For those who wish they had gotten in early on the Google SEM game and locked in a big PageRank advantage, now is the time to move fast and secure prime positioning in AI-driven search.
7. Google’s new AI Mode takes search even further
Google just launched AI Mode, an experimental search feature that lets users ask complex, multi-part questions and follow up for deeper answers, similar to Perplexity AI and ChatGPT Search. Unlike traditional search, AI Mode simultaneously compiles results from multiple sources, providing detailed comparisons and insights without extra queries. This could mean even fewer clicks for travel brands, as travelers get more answers without leaving Google. But AI Mode still pulls from external sites, meaning content optimized for AI citation could gain visibility.

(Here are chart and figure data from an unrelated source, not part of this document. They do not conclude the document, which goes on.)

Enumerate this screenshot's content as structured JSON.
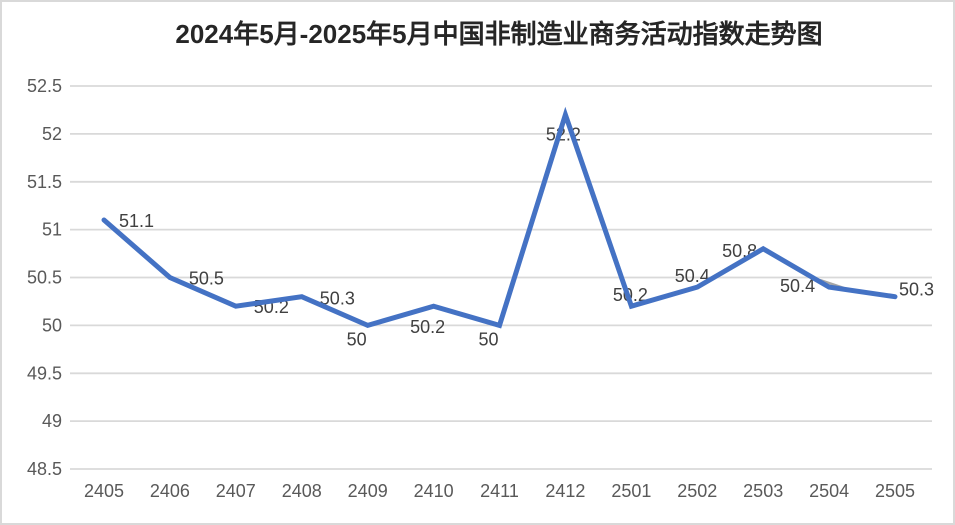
{
  "chart_data": {
    "type": "line",
    "title": "2024年5月-2025年5月中国非制造业商务活动指数走势图",
    "categories": [
      "2405",
      "2406",
      "2407",
      "2408",
      "2409",
      "2410",
      "2411",
      "2412",
      "2501",
      "2502",
      "2503",
      "2504",
      "2505"
    ],
    "values": [
      51.1,
      50.5,
      50.2,
      50.3,
      50,
      50.2,
      50,
      52.2,
      50.2,
      50.4,
      50.8,
      50.4,
      50.3
    ],
    "data_labels": [
      "51.1",
      "50.5",
      "50.2",
      "50.3",
      "50",
      "50.2",
      "50",
      "52.2",
      "50.2",
      "50.4",
      "50.8",
      "50.4",
      "50.3"
    ],
    "xlabel": "",
    "ylabel": "",
    "ylim": [
      48.5,
      52.5
    ],
    "yticks": [
      52.5,
      52,
      51.5,
      51,
      50.5,
      50,
      49.5,
      49,
      48.5
    ],
    "grid": true,
    "legend": "none",
    "colors": {
      "line": "#4472C4",
      "gridline": "#D9D9D9",
      "axis_tick_text": "#595959",
      "data_label_text": "#404040",
      "title_text": "#262626",
      "chart_border": "#D9D9D9",
      "leader_line": "#A6A6A6",
      "background": "#FFFFFF"
    }
  }
}
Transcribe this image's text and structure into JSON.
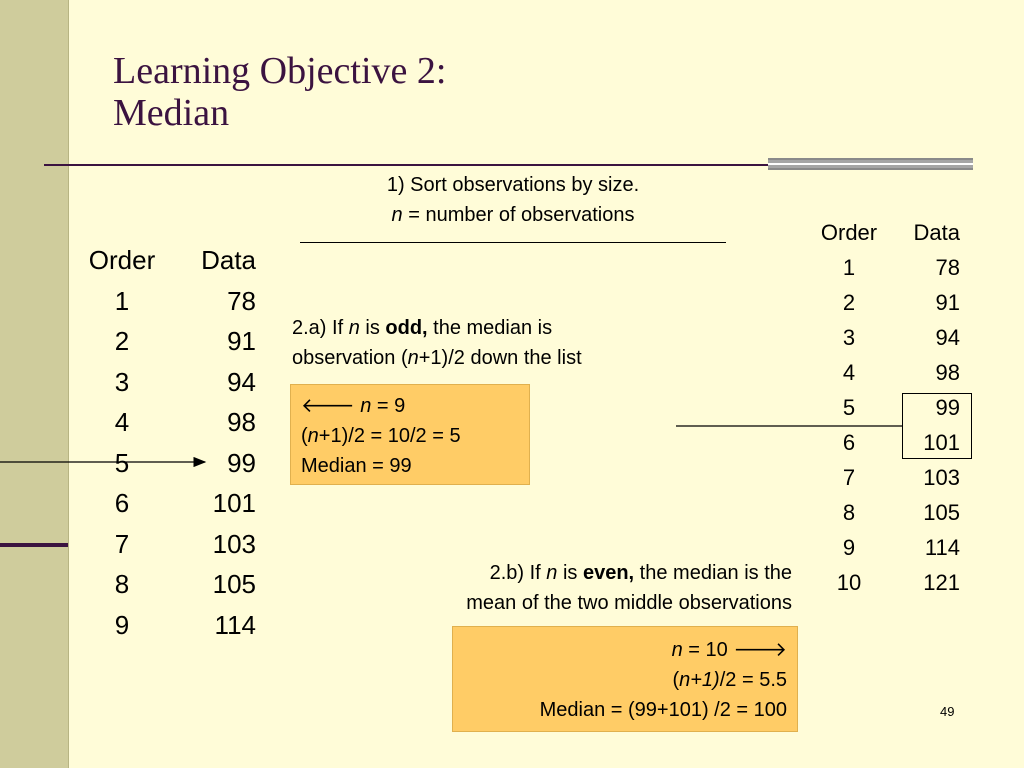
{
  "slide": {
    "title_line1": "Learning Objective 2:",
    "title_line2": "Median",
    "step1_line1": "1) Sort observations by size.",
    "step1_line2_n": "n",
    "step1_line2_rest": " = number of observations",
    "odd": {
      "line1_a": "2.a) If ",
      "line1_n": "n",
      "line1_b": " is ",
      "line1_bold": "odd,",
      "line1_c": " the median is",
      "line2_a": "observation (",
      "line2_n": "n",
      "line2_b": "+1)/2 down the list",
      "box_line1_arrow": "🡐",
      "box_line1_n": "n",
      "box_line1_rest": " = 9",
      "box_line2_a": "(",
      "box_line2_n": "n",
      "box_line2_b": "+1)/2 = 10/2 = 5",
      "box_line3": "Median = 99"
    },
    "even": {
      "line1_a": "2.b) If ",
      "line1_n": "n",
      "line1_b": " is ",
      "line1_bold": "even,",
      "line1_c": " the median is the",
      "line2": "mean of the two middle observations",
      "box_line1_n": "n",
      "box_line1_rest": " = 10 ",
      "box_line1_arrow": "🡒",
      "box_line2_a": "(",
      "box_line2_n": "n+1)",
      "box_line2_b": "/2 = 5.5",
      "box_line3": "Median = (99+101) /2 = 100"
    },
    "page_number": "49"
  },
  "left_table": {
    "header_order": "Order",
    "header_data": "Data",
    "rows": [
      [
        "1",
        "78"
      ],
      [
        "2",
        "91"
      ],
      [
        "3",
        "94"
      ],
      [
        "4",
        "98"
      ],
      [
        "5",
        "99"
      ],
      [
        "6",
        "101"
      ],
      [
        "7",
        "103"
      ],
      [
        "8",
        "105"
      ],
      [
        "9",
        "114"
      ]
    ]
  },
  "right_table": {
    "header_order": "Order",
    "header_data": "Data",
    "rows": [
      [
        "1",
        "78"
      ],
      [
        "2",
        "91"
      ],
      [
        "3",
        "94"
      ],
      [
        "4",
        "98"
      ],
      [
        "5",
        "99"
      ],
      [
        "6",
        "101"
      ],
      [
        "7",
        "103"
      ],
      [
        "8",
        "105"
      ],
      [
        "9",
        "114"
      ],
      [
        "10",
        "121"
      ]
    ]
  },
  "colors": {
    "background": "#fffcd8",
    "title": "#3b1340",
    "strip": "#cfcc9c",
    "callout": "#ffcc66"
  }
}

8. Google Search is still dominating…by a lot
Despite the rise of AI tools, Google Search isn’t shrinking. It grew over 20% in 2024, handling more than 14 billion searches per day. Meanwhile, ChatGPT gets at most 37.5 million search-like prompts daily, meaning Google still sees 373 times more searches than OpenAI’s tool. Read + SparkToro
While AI-driven search (like Google’s AI Overviews and AI Mode) is changing how people find information, this data shows that Google remains the dominant player. For travel marketers, this reinforces the need to prioritize SEO, AI citation strategies, and organic visibility on Google, rather than shifting focus entirely to AI search tools.
9. The $1 Trillion question: who will you advertise to?
Ken Mandel recently wrote an interesting post about what happens when AI agents start making more purchasing decisions than humans.
For over a century, advertising has been about grabbing human attention. But with AI filtering search results, handling bookings, and making automated purchases, traditional ads could become irrelevant. Instead of competing for clicks, brands will compete for AI-driven shelf space, the digital equivalent of being a top recommendation in an AI’s decision-making process.
Search and display ads could fade as AI agents filter content before humans even see it. Rather than bidding for impressions, brands will need to optimize for AI assistants, structure data for machine readability, and build trust through verified reviews and sustainability metrics.
For travel brands, this means ensuring AI assistants rank them as top choices, integrating with AI-driven booking systems, and embedding themselves in personalized AI commerce experiences. The future of advertising isn’t about persuasion but making sure AI agents recognize and recommend you.
The shift has already started. The question isn’t if advertising will change, but how fast brands will adapt.